The proposed duty ranges between 3 per cent to 30 per cent of the CIF (cost, insurance, freight) value of the consignment.

The Indian Surfactant Group (ISG) had urged the finance minister not to apply the new tariff structure, according to the ET report.

According to the report, the convenor of the ISG, Manoj Jha, wrote a letter to the finance minister Nirmala Sitharaman, saying the proposed duties would make the industry uncompetitive.
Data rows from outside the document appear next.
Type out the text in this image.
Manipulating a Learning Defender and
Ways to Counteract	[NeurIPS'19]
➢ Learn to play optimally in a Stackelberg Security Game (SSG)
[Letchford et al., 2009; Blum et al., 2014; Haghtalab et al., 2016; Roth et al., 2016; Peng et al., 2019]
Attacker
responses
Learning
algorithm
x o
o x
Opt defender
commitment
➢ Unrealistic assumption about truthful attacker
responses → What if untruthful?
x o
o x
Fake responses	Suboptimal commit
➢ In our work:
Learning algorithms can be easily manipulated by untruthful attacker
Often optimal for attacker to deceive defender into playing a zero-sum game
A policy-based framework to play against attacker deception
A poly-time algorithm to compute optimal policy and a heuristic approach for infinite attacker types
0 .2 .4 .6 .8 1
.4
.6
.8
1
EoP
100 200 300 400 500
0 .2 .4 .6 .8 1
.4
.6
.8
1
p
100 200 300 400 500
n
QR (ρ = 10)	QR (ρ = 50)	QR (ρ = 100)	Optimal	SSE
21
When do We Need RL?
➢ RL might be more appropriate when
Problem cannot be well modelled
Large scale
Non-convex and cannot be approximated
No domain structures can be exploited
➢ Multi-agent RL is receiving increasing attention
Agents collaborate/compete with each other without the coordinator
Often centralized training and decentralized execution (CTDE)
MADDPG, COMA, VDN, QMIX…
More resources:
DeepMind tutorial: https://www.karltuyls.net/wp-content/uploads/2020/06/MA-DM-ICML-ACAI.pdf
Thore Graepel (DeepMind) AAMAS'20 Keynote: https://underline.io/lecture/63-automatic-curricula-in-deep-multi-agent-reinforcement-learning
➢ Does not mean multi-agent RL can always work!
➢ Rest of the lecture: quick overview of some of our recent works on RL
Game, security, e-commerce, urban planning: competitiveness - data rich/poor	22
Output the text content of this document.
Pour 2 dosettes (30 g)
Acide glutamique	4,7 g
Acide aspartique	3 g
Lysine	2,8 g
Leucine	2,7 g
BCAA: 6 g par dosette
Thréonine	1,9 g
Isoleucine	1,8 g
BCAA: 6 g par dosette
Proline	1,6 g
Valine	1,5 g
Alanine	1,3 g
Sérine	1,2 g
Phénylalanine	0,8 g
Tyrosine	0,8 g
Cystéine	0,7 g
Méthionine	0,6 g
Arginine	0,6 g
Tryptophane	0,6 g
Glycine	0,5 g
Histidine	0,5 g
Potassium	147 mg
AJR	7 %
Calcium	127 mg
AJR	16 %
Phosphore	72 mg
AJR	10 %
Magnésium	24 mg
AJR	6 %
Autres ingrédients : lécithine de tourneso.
He further pointed out that this move will also impact the profitability of the companies, which may lead to subsequent job cuts and downsizing in operations.

The letter also said that this move would increase imports of downstream products like SLS and finished goods such as shampoos, leading to loss of business and employment.

In February, the commerce ministry's investigation arm Directorate General of Trade Remedies (DGTR), suggested the imposition of the definitive countervailing duty on imports of SFA to offset subsidisation by Indonesia, Malaysia and Thailand in order to protect domestic players.

The DGTR initiated a probe on a complaint by a domestic firm VVF India Ltd alleging that producers and exporters of these chemicals from these three countries got subsidies at various levels.

The probe examined whether the subsidy programmes by these three countries were helping their producers and exporters.

Anti-subsidy or countervailing duties are imposed by countries to protect domestic players against subsidisation from trading partner countries and are allowed under WTO rules.